The way the system was established, I was to receive a membership card, in the mail, which I could use like a credit card to purchase my tickets. After a month, I followed up with Sinemia’s customer service to see where my card was. Almost immediately, I received an automated response informing me to look for answers to common questions on their website and that a personal response was forthcoming. Nearly a week later, I followed up again and received another formal response. The contract stated that the period of my paid membership would begin the first time I used my card, so I was not concerned about the time I’d lost out on. Finally, I attempted to contact one of their customer service people by responding to their solicitation for me to buy additional memberships for my friends.

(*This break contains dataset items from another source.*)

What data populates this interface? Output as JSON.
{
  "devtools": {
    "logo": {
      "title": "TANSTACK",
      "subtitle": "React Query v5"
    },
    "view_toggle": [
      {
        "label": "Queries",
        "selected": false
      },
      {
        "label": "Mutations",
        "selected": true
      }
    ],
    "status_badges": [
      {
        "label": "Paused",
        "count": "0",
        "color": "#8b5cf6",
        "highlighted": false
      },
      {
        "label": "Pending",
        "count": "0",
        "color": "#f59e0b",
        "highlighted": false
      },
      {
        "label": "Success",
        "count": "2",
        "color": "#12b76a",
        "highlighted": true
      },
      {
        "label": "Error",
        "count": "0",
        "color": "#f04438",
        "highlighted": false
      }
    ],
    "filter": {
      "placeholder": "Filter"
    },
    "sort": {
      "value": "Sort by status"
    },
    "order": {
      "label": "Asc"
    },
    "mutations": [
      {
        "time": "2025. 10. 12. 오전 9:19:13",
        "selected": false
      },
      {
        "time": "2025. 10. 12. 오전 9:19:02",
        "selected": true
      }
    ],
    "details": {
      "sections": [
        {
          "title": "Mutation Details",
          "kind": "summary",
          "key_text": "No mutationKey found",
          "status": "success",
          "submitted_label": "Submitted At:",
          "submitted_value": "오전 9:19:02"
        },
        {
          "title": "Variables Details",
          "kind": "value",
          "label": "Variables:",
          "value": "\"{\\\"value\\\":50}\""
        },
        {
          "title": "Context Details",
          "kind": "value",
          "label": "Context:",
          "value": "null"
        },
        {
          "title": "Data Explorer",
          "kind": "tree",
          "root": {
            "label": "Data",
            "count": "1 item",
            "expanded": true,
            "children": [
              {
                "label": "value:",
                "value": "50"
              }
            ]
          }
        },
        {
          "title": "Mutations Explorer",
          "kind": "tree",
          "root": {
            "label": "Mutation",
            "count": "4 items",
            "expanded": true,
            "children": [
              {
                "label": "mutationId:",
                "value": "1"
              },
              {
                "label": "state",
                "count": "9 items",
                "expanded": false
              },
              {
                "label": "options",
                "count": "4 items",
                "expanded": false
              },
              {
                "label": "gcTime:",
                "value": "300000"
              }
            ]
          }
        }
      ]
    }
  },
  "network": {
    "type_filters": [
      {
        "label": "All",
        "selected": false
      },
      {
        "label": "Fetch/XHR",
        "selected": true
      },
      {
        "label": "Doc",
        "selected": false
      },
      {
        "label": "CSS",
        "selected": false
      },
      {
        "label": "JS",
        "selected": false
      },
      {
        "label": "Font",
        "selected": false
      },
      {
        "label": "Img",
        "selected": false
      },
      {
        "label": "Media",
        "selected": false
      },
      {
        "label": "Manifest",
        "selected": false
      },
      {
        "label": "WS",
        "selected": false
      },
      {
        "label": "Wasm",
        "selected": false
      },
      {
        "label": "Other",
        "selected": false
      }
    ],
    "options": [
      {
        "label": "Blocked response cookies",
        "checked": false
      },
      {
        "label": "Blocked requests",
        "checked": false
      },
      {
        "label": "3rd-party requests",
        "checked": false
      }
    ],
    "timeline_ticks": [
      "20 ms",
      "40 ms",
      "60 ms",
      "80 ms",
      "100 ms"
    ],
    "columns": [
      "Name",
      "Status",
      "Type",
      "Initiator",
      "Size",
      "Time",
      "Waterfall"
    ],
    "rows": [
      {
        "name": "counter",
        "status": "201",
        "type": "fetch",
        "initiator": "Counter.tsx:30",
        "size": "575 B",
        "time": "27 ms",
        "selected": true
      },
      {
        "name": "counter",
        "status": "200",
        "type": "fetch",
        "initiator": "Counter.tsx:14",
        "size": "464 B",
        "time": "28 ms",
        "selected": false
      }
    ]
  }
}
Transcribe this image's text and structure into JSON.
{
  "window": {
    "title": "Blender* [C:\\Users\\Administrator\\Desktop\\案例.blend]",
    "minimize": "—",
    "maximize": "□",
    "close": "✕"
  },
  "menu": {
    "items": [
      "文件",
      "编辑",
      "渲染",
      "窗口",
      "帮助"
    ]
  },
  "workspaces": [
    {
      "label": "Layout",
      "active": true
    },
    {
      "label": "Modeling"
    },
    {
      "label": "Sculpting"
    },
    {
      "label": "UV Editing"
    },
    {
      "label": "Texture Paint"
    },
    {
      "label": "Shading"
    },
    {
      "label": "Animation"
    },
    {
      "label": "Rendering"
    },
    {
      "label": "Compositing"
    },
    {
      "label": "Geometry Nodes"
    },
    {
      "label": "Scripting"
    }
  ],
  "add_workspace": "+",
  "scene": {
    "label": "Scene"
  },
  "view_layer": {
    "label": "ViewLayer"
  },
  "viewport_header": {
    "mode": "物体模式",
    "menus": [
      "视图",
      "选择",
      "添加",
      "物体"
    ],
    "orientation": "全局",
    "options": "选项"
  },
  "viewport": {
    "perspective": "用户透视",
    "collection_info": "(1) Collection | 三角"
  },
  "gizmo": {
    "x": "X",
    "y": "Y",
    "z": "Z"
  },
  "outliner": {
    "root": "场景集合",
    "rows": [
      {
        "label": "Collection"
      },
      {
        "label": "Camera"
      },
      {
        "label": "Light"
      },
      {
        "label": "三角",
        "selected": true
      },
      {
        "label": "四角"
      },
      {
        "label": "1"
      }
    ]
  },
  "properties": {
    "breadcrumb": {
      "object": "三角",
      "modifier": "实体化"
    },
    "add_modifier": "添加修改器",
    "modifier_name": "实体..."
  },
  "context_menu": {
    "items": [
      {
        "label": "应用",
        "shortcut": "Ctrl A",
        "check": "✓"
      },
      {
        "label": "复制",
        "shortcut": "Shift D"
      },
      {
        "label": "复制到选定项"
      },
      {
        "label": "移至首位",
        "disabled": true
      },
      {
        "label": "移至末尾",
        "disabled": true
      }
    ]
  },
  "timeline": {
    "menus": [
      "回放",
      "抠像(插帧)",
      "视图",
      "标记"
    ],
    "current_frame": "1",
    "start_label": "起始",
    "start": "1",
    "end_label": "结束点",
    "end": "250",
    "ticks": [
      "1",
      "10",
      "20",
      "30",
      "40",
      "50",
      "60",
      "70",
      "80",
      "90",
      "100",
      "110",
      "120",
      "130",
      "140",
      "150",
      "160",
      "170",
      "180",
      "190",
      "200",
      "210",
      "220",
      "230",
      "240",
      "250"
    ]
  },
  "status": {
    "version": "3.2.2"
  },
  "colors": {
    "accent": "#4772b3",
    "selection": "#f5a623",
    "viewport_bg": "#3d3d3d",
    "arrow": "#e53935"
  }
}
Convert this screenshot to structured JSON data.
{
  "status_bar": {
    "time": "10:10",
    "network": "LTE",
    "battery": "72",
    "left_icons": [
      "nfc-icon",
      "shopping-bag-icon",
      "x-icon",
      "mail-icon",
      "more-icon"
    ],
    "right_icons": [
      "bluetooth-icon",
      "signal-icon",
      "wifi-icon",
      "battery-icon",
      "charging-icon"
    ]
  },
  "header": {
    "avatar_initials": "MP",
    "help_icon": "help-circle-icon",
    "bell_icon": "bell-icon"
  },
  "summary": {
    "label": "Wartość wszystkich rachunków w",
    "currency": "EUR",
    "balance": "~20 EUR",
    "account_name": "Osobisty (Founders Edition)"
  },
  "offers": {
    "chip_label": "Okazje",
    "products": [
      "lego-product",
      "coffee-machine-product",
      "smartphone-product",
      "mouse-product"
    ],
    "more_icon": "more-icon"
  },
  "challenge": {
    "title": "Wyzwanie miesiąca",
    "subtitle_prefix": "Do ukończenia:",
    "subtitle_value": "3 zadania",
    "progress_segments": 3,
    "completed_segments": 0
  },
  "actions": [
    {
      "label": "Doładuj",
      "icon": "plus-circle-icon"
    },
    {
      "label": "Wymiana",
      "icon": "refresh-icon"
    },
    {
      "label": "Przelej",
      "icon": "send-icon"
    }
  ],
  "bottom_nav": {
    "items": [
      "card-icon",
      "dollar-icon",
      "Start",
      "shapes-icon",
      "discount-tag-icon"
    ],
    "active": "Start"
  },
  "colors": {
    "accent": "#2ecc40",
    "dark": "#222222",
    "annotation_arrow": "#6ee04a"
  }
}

A customer service rep called Marty informed me that my card would be sent to me ASAP, and I could download their app for use in lieu of the card. I then downloaded the app and tried to figure out how to use it, briefly, before becoming distracted. By the time September came around, I remembered that I was still waiting for my Sinemia card, and thought I’d try to use the app to see a movie. Unfortunately, Marty had not informed me that the period of my paid membership would start the second I downloaded the app.
To make a longer and very annoying story short, it’s been nearly a year, and the company is no longer issuing membership cards. I tried to see a movie once and was bombarded by service fees. I said, “The hell with it!” and tried to book the ticket at an AMC theater while paying the extra fee. The theater did not recognize the approval code that the app had provided for purchasing the ticket, and I paid full price for my ticket. I then learned that Sinemia has recently been ruffling feathers all throughout SoCal, with many people complaining about service fees and non-functionality. Furthermore, the company does not even send me formal responses anymore; their customer service has dried up.
The takeaway from all of this is that Sinemia, like MoviePass, was a nice dream, and it may yet provide some satisfaction to movie lovers and students who do not thrive in this economy; but Sinemia’s service, combined with its service providers, appears to be a lumbering trainwreck, which may, yet, be of some value … in the event that there’s a class action settlement in the future. In the meantime, you can either wager on the future and reliability of the AMC Stubs A-List or just keep your eyes on those matinee showings and cheapie theaters to get your optimal experience of our shared storytelling tradition.